Reforms inspired by the Enron-era accounting disasters and the Wall Street failures that led to the financial meltdown put a lot of emphasis on "independent" directors. But how "independent" can directors be if the insiders not only determine who serves on the board and how long they serve, but also how much they get paid and what information they receive?
Furthermore, while Dodd-Frank included a provision for "proxy access," giving significant shareholders the right to submit nominees for the board and have their candidates included on the ballot circulated to all shareholders by the company, the implementing of that provision has been blocked by a group of corporate executives dead set against reform.
Shareholders--from institutional investors, like public pension funds, to individuals saving for retirement--recognize that cozy, insular boardrooms present a significant investment risk. That's what makes the Boardroom Accountability Project--an initiative of New York City Comptroller Scott M. Stringer and the City's pension funds--so important. The Project, which launched last week, includes 75 shareholder proposals calling on portfolio companies to give shareowners the right to nominate directors at U.S. companies using the corporate ballot.
Stringer's breakthrough here is making it clear that no matter what their concerns are as investors on behalf of New York City employees, it all comes back to who is on the board and is making sure that those board members understand that their duty is to shareholders, not CEOs.
Of the resolutions filed, with some overlap included, 33 were at carbon-intensive coal, oil and gas, and utility companies, 24 at companies with little to no diversity on their boards, and 25 at companies that received significant opposition by shareholders to excessive executive compensation put to an advisory shareholder vote in 2013.

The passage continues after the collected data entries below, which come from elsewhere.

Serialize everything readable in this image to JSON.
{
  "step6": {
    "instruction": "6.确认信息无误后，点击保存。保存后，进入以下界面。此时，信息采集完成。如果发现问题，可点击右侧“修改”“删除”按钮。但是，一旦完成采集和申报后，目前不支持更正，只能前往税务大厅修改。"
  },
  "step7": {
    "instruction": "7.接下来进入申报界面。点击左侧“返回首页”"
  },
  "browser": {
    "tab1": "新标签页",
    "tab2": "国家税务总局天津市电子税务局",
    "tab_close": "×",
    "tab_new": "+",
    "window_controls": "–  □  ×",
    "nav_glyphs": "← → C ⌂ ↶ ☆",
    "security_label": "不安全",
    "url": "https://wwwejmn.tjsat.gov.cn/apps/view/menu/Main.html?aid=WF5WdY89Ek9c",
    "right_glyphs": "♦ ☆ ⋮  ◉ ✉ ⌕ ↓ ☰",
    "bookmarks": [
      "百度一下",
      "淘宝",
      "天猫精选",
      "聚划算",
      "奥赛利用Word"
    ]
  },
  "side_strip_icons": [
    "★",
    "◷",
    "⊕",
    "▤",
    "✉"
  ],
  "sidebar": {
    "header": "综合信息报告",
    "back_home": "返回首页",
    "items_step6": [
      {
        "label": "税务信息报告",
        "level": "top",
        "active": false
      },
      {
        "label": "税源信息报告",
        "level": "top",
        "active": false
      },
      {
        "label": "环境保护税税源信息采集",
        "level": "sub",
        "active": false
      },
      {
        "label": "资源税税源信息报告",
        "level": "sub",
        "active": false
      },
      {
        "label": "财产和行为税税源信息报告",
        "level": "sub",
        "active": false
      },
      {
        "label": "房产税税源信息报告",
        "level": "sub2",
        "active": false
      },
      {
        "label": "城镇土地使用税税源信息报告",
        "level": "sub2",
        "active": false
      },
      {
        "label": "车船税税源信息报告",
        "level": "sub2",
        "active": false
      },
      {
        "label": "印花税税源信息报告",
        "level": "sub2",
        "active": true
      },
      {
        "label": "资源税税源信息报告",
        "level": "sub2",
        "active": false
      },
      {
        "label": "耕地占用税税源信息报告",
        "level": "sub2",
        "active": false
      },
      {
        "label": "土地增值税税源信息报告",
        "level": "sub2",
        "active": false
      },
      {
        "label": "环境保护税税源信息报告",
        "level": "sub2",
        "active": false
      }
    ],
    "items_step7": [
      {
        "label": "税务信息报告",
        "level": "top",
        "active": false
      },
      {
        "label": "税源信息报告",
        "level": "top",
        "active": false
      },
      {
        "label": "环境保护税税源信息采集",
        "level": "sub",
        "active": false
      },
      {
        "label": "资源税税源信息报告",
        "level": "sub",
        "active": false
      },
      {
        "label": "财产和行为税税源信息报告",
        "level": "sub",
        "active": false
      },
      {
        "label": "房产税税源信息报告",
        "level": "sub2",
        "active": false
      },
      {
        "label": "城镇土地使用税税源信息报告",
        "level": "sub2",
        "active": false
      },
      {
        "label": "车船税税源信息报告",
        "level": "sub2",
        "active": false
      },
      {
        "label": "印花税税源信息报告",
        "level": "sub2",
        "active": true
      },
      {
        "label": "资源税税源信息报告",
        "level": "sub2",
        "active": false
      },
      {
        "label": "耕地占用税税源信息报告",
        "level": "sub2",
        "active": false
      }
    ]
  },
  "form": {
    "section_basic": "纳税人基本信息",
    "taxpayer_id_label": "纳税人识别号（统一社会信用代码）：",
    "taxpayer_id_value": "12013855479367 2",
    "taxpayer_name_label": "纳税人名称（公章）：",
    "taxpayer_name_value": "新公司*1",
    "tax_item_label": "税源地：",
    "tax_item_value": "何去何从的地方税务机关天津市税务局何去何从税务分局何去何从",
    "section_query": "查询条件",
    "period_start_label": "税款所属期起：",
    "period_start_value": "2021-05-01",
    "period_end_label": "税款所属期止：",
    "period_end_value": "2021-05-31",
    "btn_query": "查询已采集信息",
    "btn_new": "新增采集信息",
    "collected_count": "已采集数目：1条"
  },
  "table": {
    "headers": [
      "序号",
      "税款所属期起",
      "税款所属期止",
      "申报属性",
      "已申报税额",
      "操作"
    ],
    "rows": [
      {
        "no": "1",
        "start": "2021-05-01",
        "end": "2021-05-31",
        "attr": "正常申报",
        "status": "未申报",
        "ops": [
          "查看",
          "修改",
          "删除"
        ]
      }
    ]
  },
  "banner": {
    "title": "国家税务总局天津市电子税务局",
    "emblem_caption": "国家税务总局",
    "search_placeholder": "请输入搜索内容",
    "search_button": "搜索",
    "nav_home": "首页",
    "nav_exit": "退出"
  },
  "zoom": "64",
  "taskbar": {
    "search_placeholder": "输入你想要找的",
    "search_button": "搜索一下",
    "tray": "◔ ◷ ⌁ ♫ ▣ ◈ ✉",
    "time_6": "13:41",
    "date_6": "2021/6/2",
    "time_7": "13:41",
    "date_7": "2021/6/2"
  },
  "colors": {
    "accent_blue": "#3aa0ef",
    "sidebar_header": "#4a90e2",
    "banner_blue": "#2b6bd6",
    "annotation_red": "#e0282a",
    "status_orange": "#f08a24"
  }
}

Corporate directors operate under the broad protection of the "business judgment rule," which provides that, because they are "elected" by the shareholders, courts will defer to their judgment on business decisions, even if subsequent events show that they were wrong. However, if executives continue to allow directors to serve when a majority of the shareholders have refused to vote for them, or if they fight shareholders who want to make the process for nominating board candidates less insular, this will change.
This is a critical step forward, but it is also a measured, even modest one. In this most tilted of playing fields, executives can ignore even a 100 percent vote in favor of shareholder proposals like these. Even if the proposals are implemented, shareholders do not anticipate nominating candidates for more than a fraction of a percent of board seats. They would only exercise that option for the most ineffective boards, those with the most outrageous disparities between pay and performance, the worst sustainability failures, or the least transparent and reliable financial reports. And exercising the option would not guarantee that their candidates would be elected. They would still need to get the support of over half the shareholders, reducing any risk that a small shareholder could seize control of the board for short-term gain.

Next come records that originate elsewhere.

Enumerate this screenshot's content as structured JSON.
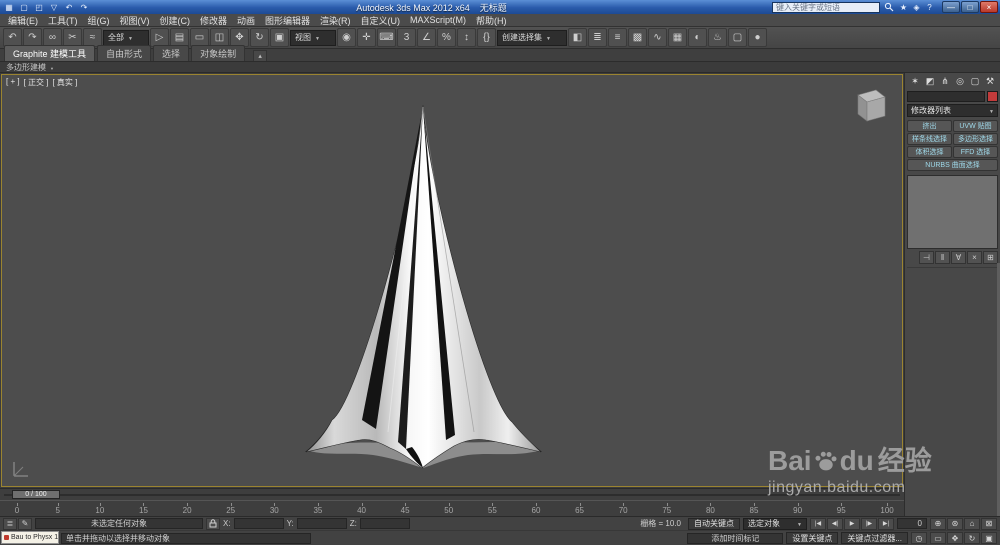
{
  "window": {
    "title": "Autodesk 3ds Max 2012 x64",
    "document": "无标题",
    "search_placeholder": "键入关键字或短语",
    "quick_access": [
      {
        "name": "application-button",
        "glyph": "▦"
      },
      {
        "name": "new-scene-icon",
        "glyph": "▢"
      },
      {
        "name": "open-file-icon",
        "glyph": "◰"
      },
      {
        "name": "save-file-icon",
        "glyph": "▽"
      },
      {
        "name": "undo-quick-icon",
        "glyph": "↶"
      },
      {
        "name": "redo-quick-icon",
        "glyph": "↷"
      }
    ],
    "infocenter_icons": [
      {
        "name": "favorites-icon",
        "glyph": "★"
      },
      {
        "name": "communication-center-icon",
        "glyph": "◈"
      },
      {
        "name": "help-icon",
        "glyph": "?"
      }
    ],
    "controls": [
      {
        "name": "minimize-button",
        "glyph": "—"
      },
      {
        "name": "maximize-button",
        "glyph": "□"
      },
      {
        "name": "close-button",
        "glyph": "×"
      }
    ]
  },
  "menubar": {
    "items": [
      "编辑(E)",
      "工具(T)",
      "组(G)",
      "视图(V)",
      "创建(C)",
      "修改器",
      "动画",
      "图形编辑器",
      "渲染(R)",
      "自定义(U)",
      "MAXScript(M)",
      "帮助(H)"
    ]
  },
  "toolbar": {
    "left_icons": [
      {
        "name": "undo-icon",
        "glyph": "↶"
      },
      {
        "name": "redo-icon",
        "glyph": "↷"
      },
      {
        "name": "select-and-link-icon",
        "glyph": "∞"
      },
      {
        "name": "unlink-selection-icon",
        "glyph": "✂"
      },
      {
        "name": "bind-to-space-warp-icon",
        "glyph": "≈"
      }
    ],
    "selection_filter_value": "全部",
    "select_icons": [
      {
        "name": "select-object-icon",
        "glyph": "▷"
      },
      {
        "name": "select-by-name-icon",
        "glyph": "▤"
      },
      {
        "name": "selection-region-icon",
        "glyph": "▭"
      },
      {
        "name": "window-crossing-icon",
        "glyph": "◫"
      },
      {
        "name": "select-and-move-icon",
        "glyph": "✥"
      },
      {
        "name": "select-and-rotate-icon",
        "glyph": "↻"
      },
      {
        "name": "select-and-scale-icon",
        "glyph": "▣"
      }
    ],
    "coord_system_value": "视图",
    "mid_icons": [
      {
        "name": "use-pivot-center-icon",
        "glyph": "◉"
      },
      {
        "name": "select-and-manipulate-icon",
        "glyph": "✛"
      },
      {
        "name": "keyboard-override-icon",
        "glyph": "⌨"
      },
      {
        "name": "snaps-toggle-icon",
        "glyph": "3"
      },
      {
        "name": "angle-snap-icon",
        "glyph": "∠"
      },
      {
        "name": "percent-snap-icon",
        "glyph": "%"
      },
      {
        "name": "spinner-snap-icon",
        "glyph": "↕"
      },
      {
        "name": "edit-named-sets-icon",
        "glyph": "{}"
      }
    ],
    "named_sets_value": "创建选择集",
    "right_icons": [
      {
        "name": "mirror-icon",
        "glyph": "◧"
      },
      {
        "name": "align-icon",
        "glyph": "≣"
      },
      {
        "name": "layer-manager-icon",
        "glyph": "≡"
      },
      {
        "name": "graphite-toggle-icon",
        "glyph": "▩"
      },
      {
        "name": "curve-editor-icon",
        "glyph": "∿"
      },
      {
        "name": "schematic-view-icon",
        "glyph": "▦"
      },
      {
        "name": "material-editor-icon",
        "glyph": "◐"
      },
      {
        "name": "render-setup-icon",
        "glyph": "♨"
      },
      {
        "name": "rendered-frame-icon",
        "glyph": "▢"
      },
      {
        "name": "render-production-icon",
        "glyph": "●"
      }
    ]
  },
  "ribbon": {
    "tabs": [
      "Graphite 建模工具",
      "自由形式",
      "选择",
      "对象绘制"
    ],
    "collapse_glyph": "▴",
    "panel_title": "多边形建模"
  },
  "viewport": {
    "labels": [
      "[ + ]",
      "[ 正交 ]",
      "[ 真实 ]"
    ]
  },
  "command_panel": {
    "tabs": [
      {
        "name": "create-tab",
        "glyph": "✶"
      },
      {
        "name": "modify-tab",
        "glyph": "◩"
      },
      {
        "name": "hierarchy-tab",
        "glyph": "⋔"
      },
      {
        "name": "motion-tab",
        "glyph": "◎"
      },
      {
        "name": "display-tab",
        "glyph": "▢"
      },
      {
        "name": "utilities-tab",
        "glyph": "⚒"
      }
    ],
    "object_color": "#c23b3b",
    "modifier_list_label": "修改器列表",
    "modifier_buttons": [
      "挤出",
      "UVW 贴图",
      "样条线选择",
      "多边形选择",
      "体积选择",
      "FFD 选择",
      "NURBS 曲面选择"
    ],
    "stack_tools": [
      {
        "name": "pin-stack-button",
        "glyph": "⊣"
      },
      {
        "name": "show-end-result-button",
        "glyph": "‖"
      },
      {
        "name": "make-unique-button",
        "glyph": "∀"
      },
      {
        "name": "remove-modifier-button",
        "glyph": "×"
      },
      {
        "name": "configure-modifier-sets-button",
        "glyph": "⊞"
      }
    ]
  },
  "timeline": {
    "slider_label": "0 / 100",
    "ticks": [
      "0",
      "5",
      "10",
      "15",
      "20",
      "25",
      "30",
      "35",
      "40",
      "45",
      "50",
      "55",
      "60",
      "65",
      "70",
      "75",
      "80",
      "85",
      "90",
      "95",
      "100"
    ]
  },
  "status": {
    "left_icons": [
      {
        "name": "maxscript-mini-listener-icon",
        "glyph": "≣"
      },
      {
        "name": "prompt-history-icon",
        "glyph": "✎"
      }
    ],
    "selection_text": "未选定任何对象",
    "x_label": "X:",
    "y_label": "Y:",
    "z_label": "Z:",
    "grid_text": "栅格 = 10.0",
    "prompt_text": "单击并拖动以选择并移动对象",
    "time_tag_text": "添加时间标记",
    "mini_window_text": "Bau to Physx 1",
    "auto_key": "自动关键点",
    "set_key": "设置关键点",
    "selected_filter": "选定对象",
    "key_filters": "关键点过滤器...",
    "frame_value": "0",
    "time_config_glyph": "◷",
    "playback": [
      {
        "name": "go-to-start-button",
        "glyph": "|◀"
      },
      {
        "name": "previous-frame-button",
        "glyph": "◀|"
      },
      {
        "name": "play-button",
        "glyph": "▶"
      },
      {
        "name": "next-frame-button",
        "glyph": "|▶"
      },
      {
        "name": "go-to-end-button",
        "glyph": "▶|"
      }
    ],
    "nav_row1": [
      {
        "name": "zoom-icon",
        "glyph": "⊕"
      },
      {
        "name": "zoom-all-icon",
        "glyph": "⊛"
      },
      {
        "name": "zoom-extents-icon",
        "glyph": "⌂"
      },
      {
        "name": "zoom-extents-all-icon",
        "glyph": "⊠"
      }
    ],
    "nav_row2": [
      {
        "name": "zoom-region-icon",
        "glyph": "▭"
      },
      {
        "name": "pan-icon",
        "glyph": "✥"
      },
      {
        "name": "orbit-icon",
        "glyph": "↻"
      },
      {
        "name": "maximize-viewport-toggle-icon",
        "glyph": "▣"
      }
    ]
  },
  "watermark": {
    "brand_left": "Bai",
    "brand_right": "du",
    "brand_cn": "经验",
    "url": "jingyan.baidu.com"
  }
}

The real purpose of these proposals is to send a message to corporate insiders that shareholders want to see a more robust and transparent process for selecting director candidates. If the targeted companies are smart, their CEOs will meet with Stringer to discuss ways to achieve that goal. If they are not, they can expect to see a rise in opposition to the candidates they nominate, and even the possibility of a proxy contest. One way or another, shareholders will make sure that boards do a better job of protecting the companies they own.